Pixel Envy

Written by Nick Heer.

Differential Privacy

During the keynote today, Craig Federighi explained how Apple was attempting to bridge the gap between attempting to collect as little personal information as possible, while still creating software that takes advantage of ongoing trends and larger data sets. Federighi phrased it “differential privacy”, which isn’t a made-up thing at all: it’s a specific and defined field of study regarding the collection and fuzzing of data in larger sets. The intent is that it can provide a sense of larger trends — a newly-coined word or phrase, for instance, or traffic patterns in an area, or potentially voice patterns for regional accents — but there’s no useful data on any one person.

Andy Greenberg, Wired:

Differential privacy, [Aaron] Roth explains, seeks to mathematically prove that a certain form of data analysis can’t reveal anything about an individual — that the output of an algorithm remains identical with and without the input containing any given person’s private data. “You might do something more clever than the people before to anonymize your data set, but someone more clever than you might come around tomorrow and de-anonymize it,” says Roth. “Differential privacy, because it has a provable guarantee, breaks that loop. It’s future proof.”

Roth is the professor that Federighi gave a shout-out to in the presentation.

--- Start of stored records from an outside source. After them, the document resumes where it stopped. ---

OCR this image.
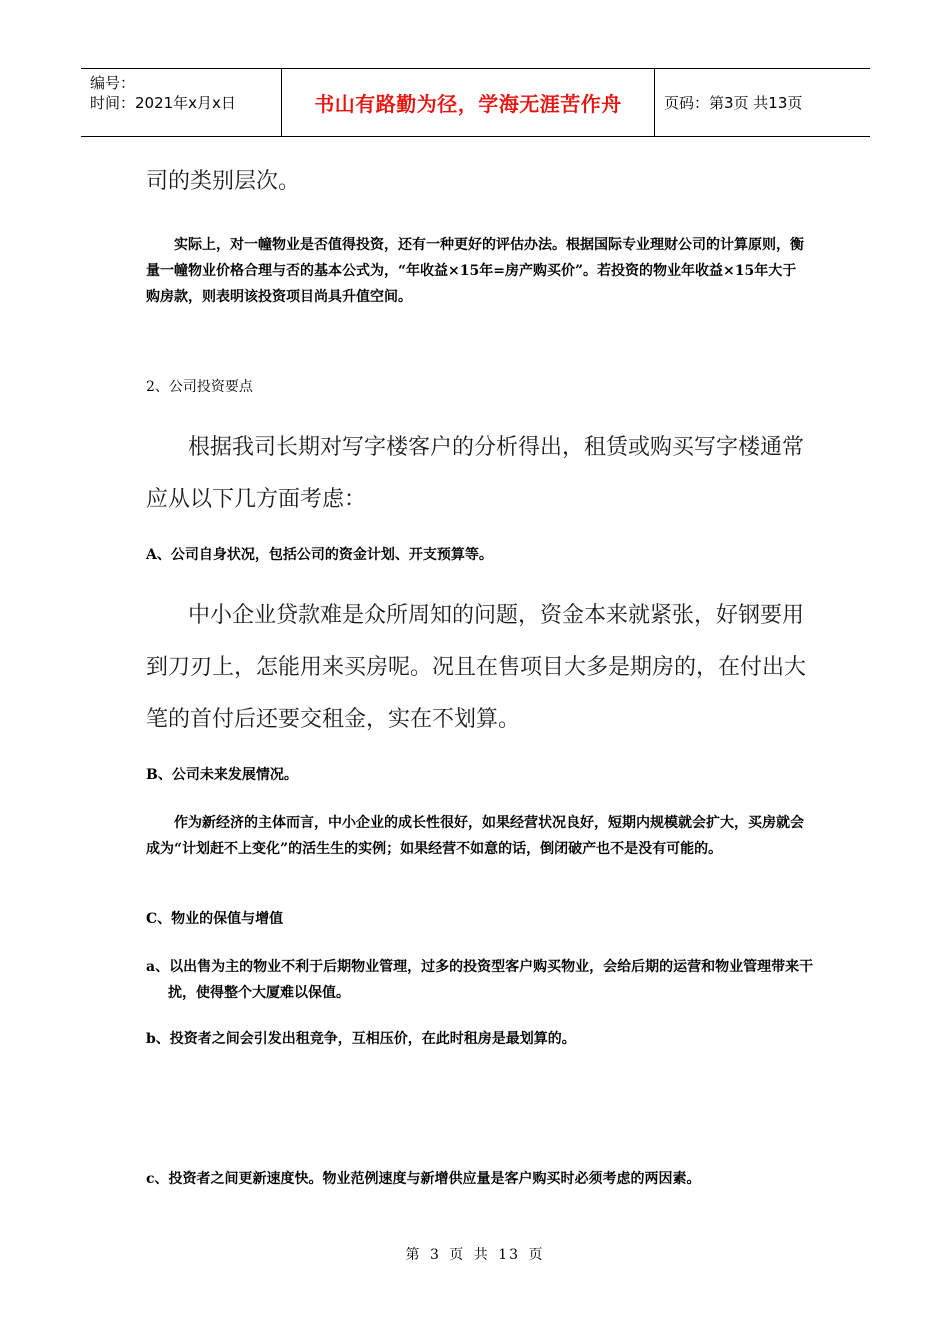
编号：
时间：2021年x月x日	书山有路勤为径，学海无涯苦作舟	页码：第3页 共13页

司的类别层次。

实际上，对一幢物业是否值得投资，还有一种更好的评估办法。根据国际专业理财公司的计算原则，衡量一幢物业价格合理与否的基本公式为，“年收益×15年=房产购买价”。若投资的物业年收益×15年大于购房款，则表明该投资项目尚具升值空间。

2、公司投资要点

根据我司长期对写字楼客户的分析得出，租赁或购买写字楼通常应从以下几方面考虑：

A、公司自身状况，包括公司的资金计划、开支预算等。

中小企业贷款难是众所周知的问题，资金本来就紧张，好钢要用到刀刃上，怎能用来买房呢。况且在售项目大多是期房的，在付出大笔的首付后还要交租金，实在不划算。

B、公司未来发展情况。

作为新经济的主体而言，中小企业的成长性很好，如果经营状况良好，短期内规模就会扩大，买房就会成为“计划赶不上变化”的活生生的实例；如果经营不如意的话，倒闭破产也不是没有可能的。

C、物业的保值与增值

a、以出售为主的物业不利于后期物业管理，过多的投资型客户购买物业，会给后期的运营和物业管理带来干扰，使得整个大厦难以保值。

b、投资者之间会引发出租竞争，互相压价，在此时租房是最划算的。

c、投资者之间更新速度快。物业范例速度与新增供应量是客户购买时必须考虑的两因素。

第 3 页 共 13 页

Ideally, what this means is that Apple can mine users’ devices for larger amounts of information to analyze and help improve their services, without it being invasive. It’s less about strip-mining data, and more about carefully retrieving it, and it’s the kind of thing that Apple can do because they have an established record of looking out for users’ privacy. More importantly, it’s the kind of thing that Apple is doing because they continue to respect users’ privacy.

But, from what I’m reading, this doesn’t necessarily allow them to provide better individualized services on its own. Data collected en masse must be married to individual user data. For iOS, this sounds like it occurs on the device itself. Any company can collect a bunch of data; the hard part is making meaning of it. I hope that’s successful here.